Hopsteiner’s U.S. hop farms are located in Yakima, Washington, a region that sees a 4 percent acreage increase year-over-year. Washington State takes the top spot of acreage in the Pacific Northwest, as it covers over 71.9 percent of the 54,135 acres. Over the past six years, that region alone has increased by 82 percent.
“We’re not surprised by this rapid growth of the hop industry as we have seen it first hand,” said Bill Elkins, Sales Representative for Hopsteiner. “There is a massive desire by craft beer drinkers for brewers to come up with unique, hoppy flavors. As growers, we’re receiving contracts from brewers which directly relates to not only how much acreage we need, but the growth of the hop business.”
Oregon, the second largest producer (by acreage) in the United States, has increased acreage by approximately 4 percent compared to 2016. Meanwhile Idaho, which remains the 3rd largest producer, reported the largest increase this year with 27 percent more acres strung for harvest when compared to last year. These regional numbers helped to officially make the U.S. the largest hop-growing country (acreage basis) in the world, ahead of Germany.
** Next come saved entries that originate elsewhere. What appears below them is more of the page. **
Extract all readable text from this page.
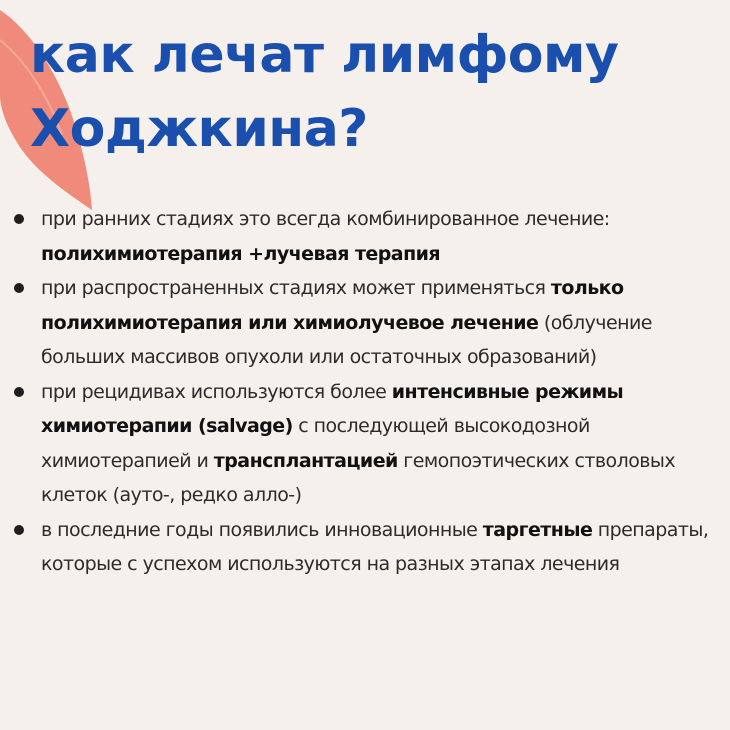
как лечат лимфому
Ходжкина?
при ранних стадиях это всегда комбинированное лечение: полихимиотерапия +лучевая терапия
при распространенных стадиях может применяться только полихимиотерапия или химиолучевое лечение (облучение больших массивов опухоли или остаточных образований)
при рецидивах используются более интенсивные режимы химиотерапии (salvage) с последующей высокодозной химиотерапией и трансплантацией гемопоэтических стволовых клеток (ауто-, редко алло-)
в последние годы появились инновационные таргетные препараты, которые с успехом используются на разных этапах лечения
Cascade remains the single largest cultivated variety in the United States, though total reported acreage for this variety is projected to decrease approximately 5.5 percent when compared to 2016. Centennial acreage continues its upward trend of recent years and is projected to increase nearly 9 percent in 2017.
One of the more surprising developments in the report was Comet, an older hop with a fruity aroma, which has recently been revived by brewers looking for that “New England-type feel” for their beers. With an increase of 76 percent, Comet saw the highest percentage increase by far among hop varieties.